Процитируем строчку из постапокалиптического романа Г. Майкла Хопфа «Те, кто остаются»: «Трудные времена рождают сильных людей, сильные люди рождают хорошие времена, хорошие времена рождают слабых, а слабые люди рождают трудные времена».
Будь то семья, армия или страна, руководство несет ответственность за руководство организацией и действиями группы.
Вы, наверное, слышали, что если ваши дети капризничают, посмотрите в зеркало, они ваше отражение. В армии руководство несет ответственность за все, что находится в его подчинении. В нашей конституционной республике мы избираем руководство, которое принимает решения в интересах людей, которых оно представляет. Таким образом, эти лидеры несут ответственность за результаты проводимой ими политики и направление развития нашей страны.

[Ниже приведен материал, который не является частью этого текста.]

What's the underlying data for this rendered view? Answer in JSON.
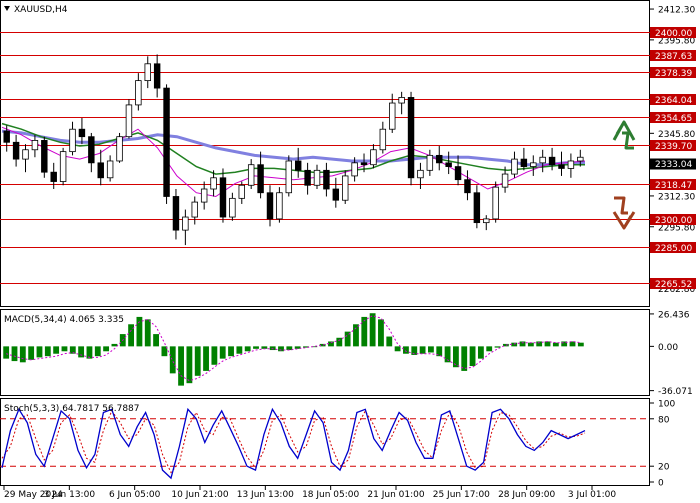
{
  "window": {
    "title": "XAUUSD,H4",
    "title_icon": "dropdown-triangle-icon"
  },
  "colors": {
    "up_candle": "#ffffff",
    "down_candle": "#000000",
    "level_line": "#d40000",
    "level_box": "#c00000",
    "ma_slow": "#8080e0",
    "ma_mid": "#208020",
    "ma_fast": "#cc00cc",
    "macd_hist": "#008000",
    "macd_signal": "#cc00cc",
    "stoch_main": "#0000cc",
    "stoch_signal": "#d40000",
    "arrow_up": "#2e7d32",
    "arrow_down": "#a0401f"
  },
  "chart_data": [
    {
      "type": "candlestick",
      "symbol": "XAUUSD",
      "timeframe": "H4",
      "ylim": [
        2255,
        2415
      ],
      "y_ticks": [
        "2412.30",
        "2395.80",
        "2345.80",
        "2329.30",
        "2312.30",
        "2295.80",
        "2262.80"
      ],
      "levels": [
        "2400.00",
        "2387.63",
        "2378.39",
        "2364.04",
        "2354.65",
        "2339.70",
        "2318.47",
        "2300.00",
        "2285.00",
        "2265.52"
      ],
      "current_price": "2333.04",
      "moving_averages": [
        {
          "color": "slow",
          "values": [
            2347,
            2346,
            2344,
            2342,
            2341,
            2341,
            2342,
            2343,
            2345,
            2344,
            2341,
            2338,
            2336,
            2334,
            2333,
            2332,
            2333,
            2332,
            2331,
            2331,
            2331,
            2332,
            2333,
            2333,
            2333,
            2332,
            2331,
            2329,
            2329,
            2330,
            2330
          ]
        },
        {
          "color": "mid",
          "values": [
            2351,
            2348,
            2344,
            2341,
            2339,
            2340,
            2343,
            2346,
            2342,
            2335,
            2328,
            2324,
            2325,
            2327,
            2327,
            2326,
            2325,
            2325,
            2326,
            2327,
            2331,
            2334,
            2333,
            2331,
            2329,
            2327,
            2326,
            2327,
            2328,
            2329,
            2329
          ]
        },
        {
          "color": "fast",
          "values": [
            2349,
            2345,
            2339,
            2334,
            2332,
            2335,
            2342,
            2348,
            2338,
            2323,
            2314,
            2312,
            2319,
            2323,
            2322,
            2321,
            2322,
            2323,
            2326,
            2330,
            2336,
            2338,
            2334,
            2328,
            2322,
            2316,
            2320,
            2325,
            2329,
            2330,
            2331
          ]
        }
      ],
      "candles": [
        [
          2347,
          2350,
          2336,
          2341
        ],
        [
          2341,
          2345,
          2328,
          2332
        ],
        [
          2332,
          2340,
          2325,
          2337
        ],
        [
          2337,
          2345,
          2333,
          2342
        ],
        [
          2342,
          2344,
          2322,
          2325
        ],
        [
          2325,
          2330,
          2316,
          2320
        ],
        [
          2320,
          2338,
          2318,
          2336
        ],
        [
          2336,
          2352,
          2334,
          2348
        ],
        [
          2348,
          2354,
          2340,
          2344
        ],
        [
          2344,
          2346,
          2325,
          2330
        ],
        [
          2330,
          2337,
          2318,
          2322
        ],
        [
          2322,
          2334,
          2320,
          2331
        ],
        [
          2331,
          2346,
          2330,
          2344
        ],
        [
          2344,
          2364,
          2343,
          2361
        ],
        [
          2361,
          2378,
          2358,
          2374
        ],
        [
          2374,
          2387,
          2370,
          2383
        ],
        [
          2383,
          2388,
          2365,
          2370
        ],
        [
          2370,
          2372,
          2308,
          2312
        ],
        [
          2312,
          2316,
          2289,
          2294
        ],
        [
          2294,
          2305,
          2286,
          2301
        ],
        [
          2301,
          2312,
          2297,
          2309
        ],
        [
          2309,
          2320,
          2305,
          2316
        ],
        [
          2316,
          2326,
          2312,
          2322
        ],
        [
          2322,
          2327,
          2298,
          2301
        ],
        [
          2301,
          2314,
          2299,
          2311
        ],
        [
          2311,
          2320,
          2308,
          2318
        ],
        [
          2318,
          2332,
          2316,
          2329
        ],
        [
          2329,
          2336,
          2311,
          2314
        ],
        [
          2314,
          2318,
          2296,
          2300
        ],
        [
          2300,
          2317,
          2298,
          2314
        ],
        [
          2314,
          2334,
          2312,
          2331
        ],
        [
          2331,
          2338,
          2322,
          2326
        ],
        [
          2326,
          2330,
          2313,
          2318
        ],
        [
          2318,
          2329,
          2316,
          2326
        ],
        [
          2326,
          2330,
          2312,
          2316
        ],
        [
          2316,
          2322,
          2306,
          2310
        ],
        [
          2310,
          2326,
          2308,
          2323
        ],
        [
          2323,
          2333,
          2320,
          2330
        ],
        [
          2330,
          2335,
          2325,
          2329
        ],
        [
          2329,
          2340,
          2327,
          2337
        ],
        [
          2337,
          2352,
          2335,
          2348
        ],
        [
          2348,
          2367,
          2346,
          2362
        ],
        [
          2362,
          2368,
          2356,
          2365
        ],
        [
          2365,
          2368,
          2318,
          2322
        ],
        [
          2322,
          2330,
          2316,
          2326
        ],
        [
          2326,
          2337,
          2323,
          2334
        ],
        [
          2334,
          2339,
          2326,
          2330
        ],
        [
          2330,
          2336,
          2324,
          2328
        ],
        [
          2328,
          2334,
          2318,
          2321
        ],
        [
          2321,
          2326,
          2310,
          2314
        ],
        [
          2314,
          2318,
          2295,
          2298
        ],
        [
          2298,
          2302,
          2294,
          2300
        ],
        [
          2300,
          2320,
          2298,
          2317
        ],
        [
          2317,
          2328,
          2314,
          2324
        ],
        [
          2324,
          2336,
          2322,
          2332
        ],
        [
          2332,
          2338,
          2326,
          2328
        ],
        [
          2328,
          2334,
          2323,
          2330
        ],
        [
          2330,
          2337,
          2325,
          2333
        ],
        [
          2333,
          2338,
          2326,
          2329
        ],
        [
          2329,
          2336,
          2323,
          2327
        ],
        [
          2327,
          2335,
          2322,
          2331
        ],
        [
          2331,
          2337,
          2328,
          2333
        ]
      ]
    },
    {
      "type": "bar",
      "title": "MACD(5,34,4)",
      "main_value": "4.065",
      "signal_value": "3.335",
      "y_ticks": [
        "26.436",
        "0.00",
        "-36.071"
      ],
      "ylim": [
        -38,
        28
      ],
      "histogram": [
        -10,
        -12,
        -13,
        -11,
        -9,
        -8,
        -6,
        -4,
        -6,
        -9,
        -10,
        -8,
        -4,
        2,
        10,
        18,
        24,
        22,
        10,
        -8,
        -22,
        -32,
        -30,
        -24,
        -20,
        -15,
        -10,
        -8,
        -6,
        -4,
        -2,
        -2,
        -3,
        -4,
        -3,
        -2,
        -1,
        0,
        2,
        4,
        7,
        12,
        18,
        24,
        27,
        22,
        8,
        -4,
        -6,
        -7,
        -6,
        -5,
        -8,
        -13,
        -17,
        -20,
        -16,
        -10,
        -4,
        -1,
        2,
        3,
        4,
        3,
        4,
        4,
        3,
        4,
        4,
        3
      ],
      "signal": [
        -6,
        -8,
        -10,
        -11,
        -10,
        -9,
        -8,
        -6,
        -5,
        -7,
        -9,
        -9,
        -7,
        -2,
        5,
        13,
        20,
        22,
        16,
        3,
        -12,
        -24,
        -28,
        -26,
        -22,
        -17,
        -12,
        -9,
        -7,
        -5,
        -3,
        -2,
        -2,
        -3,
        -3,
        -2,
        -1,
        0,
        1,
        3,
        5,
        9,
        15,
        21,
        25,
        23,
        14,
        2,
        -4,
        -6,
        -6,
        -6,
        -7,
        -11,
        -15,
        -18,
        -17,
        -12,
        -6,
        -2,
        1,
        2,
        3,
        3,
        3,
        4,
        3,
        3,
        4,
        3
      ]
    },
    {
      "type": "line",
      "title": "Stoch(5,3,3)",
      "main_value": "64.7817",
      "signal_value": "56.7887",
      "y_ticks": [
        "100",
        "80",
        "20",
        "0"
      ],
      "levels": [
        80,
        20
      ],
      "ylim": [
        0,
        100
      ],
      "main": [
        18,
        65,
        92,
        75,
        35,
        20,
        55,
        90,
        80,
        40,
        18,
        35,
        88,
        92,
        60,
        45,
        70,
        88,
        60,
        15,
        5,
        45,
        92,
        80,
        50,
        72,
        90,
        68,
        45,
        20,
        15,
        60,
        92,
        75,
        45,
        30,
        60,
        90,
        75,
        25,
        15,
        40,
        88,
        92,
        55,
        40,
        65,
        88,
        78,
        50,
        30,
        30,
        85,
        90,
        55,
        20,
        15,
        25,
        88,
        92,
        80,
        60,
        45,
        40,
        50,
        65,
        60,
        55,
        60,
        65
      ],
      "signal": [
        30,
        45,
        80,
        85,
        55,
        28,
        40,
        75,
        85,
        60,
        30,
        25,
        65,
        90,
        75,
        55,
        60,
        80,
        72,
        35,
        12,
        25,
        70,
        88,
        65,
        60,
        82,
        80,
        55,
        32,
        18,
        40,
        78,
        85,
        60,
        38,
        45,
        78,
        82,
        45,
        20,
        28,
        70,
        90,
        72,
        48,
        55,
        78,
        82,
        62,
        40,
        30,
        65,
        88,
        72,
        38,
        18,
        20,
        65,
        88,
        85,
        70,
        52,
        42,
        45,
        58,
        62,
        57,
        58,
        62
      ]
    }
  ],
  "x_axis": [
    "29 May 2024",
    "3 Jun 13:00",
    "6 Jun 05:00",
    "10 Jun 21:00",
    "13 Jun 13:00",
    "18 Jun 05:00",
    "21 Jun 01:00",
    "25 Jun 17:00",
    "28 Jun 09:00",
    "3 Jul 01:00"
  ]
}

Я верю, что в это трудное время мы станем сильнее. Я верю, что именно в эти трудные времена поднимутся сильные люди и создадут хорошие времена процветания и возрождения американской мечты. В нашей богатой историей истории слишком много примеров, когда, сталкиваясь с трудностями, мы становились сильнее как нация. В то же время, когда инфляция стремительно растет, а руководство снимает с себя ответственность, мы должны подумать о том, как мы, как отдельные лица, семьи и сообщества, можем обеспечить, процветать и стать теми сильными людьми, которые созданы в трудные времена.
Лучшее, что мы можем сделать, это поддержать малый бизнес. По данным администрации малого бизнеса, малые предприятия составляют 99% предприятий и около половины рабочих мест в стране. Пандемия опустошила многие малые предприятия, которые были обременены усилением регулирования, вынуждены были закрыться и работать на пониженной мощности, часто без прибыли. Тем, кому удалось выжить, нужна поддержка сообществ, которым они служат. Более сильные предприятия создают более сильные сообщества.
Вместо кофе Starbucks зайдите в местную кофейню, например, Simply Bold на Пенн-авеню или Four Twelve на Четвертой улице в Гамбурге. Если вы хотите поужинать вне дома, пропустите сетевые рестораны и зайдите в местное сокровище, такое как Wyomissing Restaurant and Bakery или Pourhouse American Grill. Если бюджет ограничен, подумайте о том, чтобы поработать волонтером в одной из многочисленных некоммерческих организаций округа Беркс, таких как Olivet Boys and Girls Club или Keystone Military Families, и помочь другим в вашем сообществе.